Search code examples
azuredatabricksazure-databricksdelta-lake

I receive the error "Cannot time travel Delta table to version X" whereas I can see the version X when looking at the history on Azure Databricks


I have a table in delta lake which has these tblproperties: enter image description here

I'm trying to access a version which was there last month, the 322.

When I look at the history, I can see it: enter image description here

But when I try to access it with such a command:

spark.read.format("delta").option("versionAsOf", 322).load(path)

I receive this error:

AnalysisException: Cannot time travel Delta table to version 322. Available versions: [330, 341].;

I can't understand the problem. I'm using Azure Databricks.


Solution

  • I'm not sure to understand this bug. There's an open pull request in DeltaLake that might solve the problem: https://github.com/delta-io/delta/pull/627.

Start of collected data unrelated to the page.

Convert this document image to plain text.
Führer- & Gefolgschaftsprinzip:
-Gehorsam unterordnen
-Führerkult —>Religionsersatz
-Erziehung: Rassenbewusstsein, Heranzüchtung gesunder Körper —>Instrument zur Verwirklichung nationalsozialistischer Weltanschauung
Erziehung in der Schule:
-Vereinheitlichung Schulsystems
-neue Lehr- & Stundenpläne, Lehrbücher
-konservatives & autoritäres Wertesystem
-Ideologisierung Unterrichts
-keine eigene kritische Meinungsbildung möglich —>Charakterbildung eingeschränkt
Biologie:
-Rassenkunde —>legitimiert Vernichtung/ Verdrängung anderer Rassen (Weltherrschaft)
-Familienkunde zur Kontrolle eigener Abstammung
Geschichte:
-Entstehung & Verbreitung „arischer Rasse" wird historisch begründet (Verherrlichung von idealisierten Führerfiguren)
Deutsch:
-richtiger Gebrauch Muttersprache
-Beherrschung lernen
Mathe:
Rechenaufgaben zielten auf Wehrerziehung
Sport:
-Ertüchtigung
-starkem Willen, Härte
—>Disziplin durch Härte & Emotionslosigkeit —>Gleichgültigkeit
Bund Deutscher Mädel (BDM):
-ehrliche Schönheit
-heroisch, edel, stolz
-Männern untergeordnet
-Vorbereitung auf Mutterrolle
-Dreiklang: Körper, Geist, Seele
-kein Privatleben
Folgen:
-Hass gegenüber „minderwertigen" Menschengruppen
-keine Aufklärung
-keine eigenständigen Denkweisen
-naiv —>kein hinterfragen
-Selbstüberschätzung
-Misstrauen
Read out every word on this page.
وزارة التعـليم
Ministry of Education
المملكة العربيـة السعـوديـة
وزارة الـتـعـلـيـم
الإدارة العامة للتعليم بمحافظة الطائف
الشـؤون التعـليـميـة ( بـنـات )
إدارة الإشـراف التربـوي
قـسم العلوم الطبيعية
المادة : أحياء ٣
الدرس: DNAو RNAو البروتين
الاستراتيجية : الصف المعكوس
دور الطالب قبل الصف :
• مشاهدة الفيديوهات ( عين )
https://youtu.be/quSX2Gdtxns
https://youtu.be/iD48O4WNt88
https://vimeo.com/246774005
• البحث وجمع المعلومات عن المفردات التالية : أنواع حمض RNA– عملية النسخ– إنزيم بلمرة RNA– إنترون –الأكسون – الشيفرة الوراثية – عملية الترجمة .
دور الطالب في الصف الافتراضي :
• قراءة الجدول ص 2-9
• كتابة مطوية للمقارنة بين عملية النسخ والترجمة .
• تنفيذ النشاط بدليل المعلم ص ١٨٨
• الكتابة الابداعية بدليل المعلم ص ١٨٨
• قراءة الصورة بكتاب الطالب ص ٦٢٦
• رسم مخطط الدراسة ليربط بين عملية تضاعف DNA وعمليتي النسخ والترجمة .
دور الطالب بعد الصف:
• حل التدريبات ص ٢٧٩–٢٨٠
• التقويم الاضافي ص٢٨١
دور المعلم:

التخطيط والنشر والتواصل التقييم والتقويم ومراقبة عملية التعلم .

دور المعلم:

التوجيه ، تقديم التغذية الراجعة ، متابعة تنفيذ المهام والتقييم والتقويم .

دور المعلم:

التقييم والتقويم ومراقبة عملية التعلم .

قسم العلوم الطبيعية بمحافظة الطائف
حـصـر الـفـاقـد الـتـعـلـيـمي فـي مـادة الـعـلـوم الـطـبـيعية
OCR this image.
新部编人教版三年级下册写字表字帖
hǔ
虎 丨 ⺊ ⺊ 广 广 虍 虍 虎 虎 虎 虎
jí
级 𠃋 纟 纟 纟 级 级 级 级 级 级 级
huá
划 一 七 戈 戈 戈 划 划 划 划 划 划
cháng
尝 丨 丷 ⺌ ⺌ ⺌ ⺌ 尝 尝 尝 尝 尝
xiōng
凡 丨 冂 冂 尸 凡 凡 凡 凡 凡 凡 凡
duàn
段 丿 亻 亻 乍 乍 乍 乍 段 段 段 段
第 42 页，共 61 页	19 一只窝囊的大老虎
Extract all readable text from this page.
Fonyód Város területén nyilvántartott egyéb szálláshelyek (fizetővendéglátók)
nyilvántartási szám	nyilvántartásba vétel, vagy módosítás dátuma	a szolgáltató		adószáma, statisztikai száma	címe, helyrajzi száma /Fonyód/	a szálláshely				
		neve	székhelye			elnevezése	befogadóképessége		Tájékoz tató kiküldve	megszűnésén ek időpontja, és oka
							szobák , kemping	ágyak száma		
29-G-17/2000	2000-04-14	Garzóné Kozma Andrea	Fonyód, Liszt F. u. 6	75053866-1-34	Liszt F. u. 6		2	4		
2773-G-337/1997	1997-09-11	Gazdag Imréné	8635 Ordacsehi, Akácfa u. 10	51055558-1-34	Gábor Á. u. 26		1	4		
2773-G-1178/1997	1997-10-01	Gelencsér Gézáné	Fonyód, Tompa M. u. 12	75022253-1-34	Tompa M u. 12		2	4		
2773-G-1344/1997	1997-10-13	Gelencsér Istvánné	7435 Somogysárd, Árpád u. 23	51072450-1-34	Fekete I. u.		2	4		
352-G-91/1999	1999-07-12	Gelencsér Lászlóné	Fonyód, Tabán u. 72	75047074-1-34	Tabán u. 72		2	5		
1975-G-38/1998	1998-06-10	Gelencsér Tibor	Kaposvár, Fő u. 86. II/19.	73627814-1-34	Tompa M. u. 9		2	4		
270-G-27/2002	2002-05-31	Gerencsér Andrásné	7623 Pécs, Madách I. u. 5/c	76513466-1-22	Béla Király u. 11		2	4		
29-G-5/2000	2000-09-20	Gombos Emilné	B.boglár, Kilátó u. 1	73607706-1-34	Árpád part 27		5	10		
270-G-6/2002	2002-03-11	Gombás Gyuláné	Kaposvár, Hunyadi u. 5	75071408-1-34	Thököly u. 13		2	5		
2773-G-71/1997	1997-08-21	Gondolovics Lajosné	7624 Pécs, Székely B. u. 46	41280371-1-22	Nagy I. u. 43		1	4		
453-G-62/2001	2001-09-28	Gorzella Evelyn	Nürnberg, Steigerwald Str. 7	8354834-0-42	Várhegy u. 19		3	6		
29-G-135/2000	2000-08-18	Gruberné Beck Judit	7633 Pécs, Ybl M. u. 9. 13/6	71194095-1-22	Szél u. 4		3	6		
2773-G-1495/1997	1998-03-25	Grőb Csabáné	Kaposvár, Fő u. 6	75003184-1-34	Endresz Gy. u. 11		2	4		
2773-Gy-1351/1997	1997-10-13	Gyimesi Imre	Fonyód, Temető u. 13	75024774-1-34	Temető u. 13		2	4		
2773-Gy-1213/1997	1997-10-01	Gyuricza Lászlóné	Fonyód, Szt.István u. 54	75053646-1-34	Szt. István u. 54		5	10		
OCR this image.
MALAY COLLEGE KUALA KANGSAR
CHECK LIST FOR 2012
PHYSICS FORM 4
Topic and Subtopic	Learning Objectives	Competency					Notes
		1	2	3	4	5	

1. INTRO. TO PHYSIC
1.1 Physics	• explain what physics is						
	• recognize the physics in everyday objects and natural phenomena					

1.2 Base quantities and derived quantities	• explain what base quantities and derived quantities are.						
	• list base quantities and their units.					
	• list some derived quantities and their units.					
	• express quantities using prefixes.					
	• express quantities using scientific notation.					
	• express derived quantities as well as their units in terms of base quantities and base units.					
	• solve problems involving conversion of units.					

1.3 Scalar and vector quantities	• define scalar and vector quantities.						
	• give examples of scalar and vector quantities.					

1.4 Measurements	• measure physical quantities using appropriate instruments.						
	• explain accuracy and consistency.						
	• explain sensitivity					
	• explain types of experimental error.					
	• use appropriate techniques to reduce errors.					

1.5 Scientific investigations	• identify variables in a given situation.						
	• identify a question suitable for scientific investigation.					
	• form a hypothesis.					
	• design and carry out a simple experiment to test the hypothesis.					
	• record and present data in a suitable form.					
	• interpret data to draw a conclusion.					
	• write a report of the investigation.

    Till then, a person from Databricks gave me a workaround: set delta.checkpointRetentionDuration to X days. That will keep your checkpoints enough longer to have access to older versions.

    Then, you must launch something like that in your delta table:

    spark.sql(        f"""
            ALTER TABLE delta.`path`
                SET TBLPROPERTIES (
                    delta.logRetentionDuration = 'interval X days',
                    delta.deletedFileRetentionDuration = 'interval X days',
                    delta.checkpointRetentionDuration = 'X days'
                )
            """
    )
    

    It will keep your versions until X days.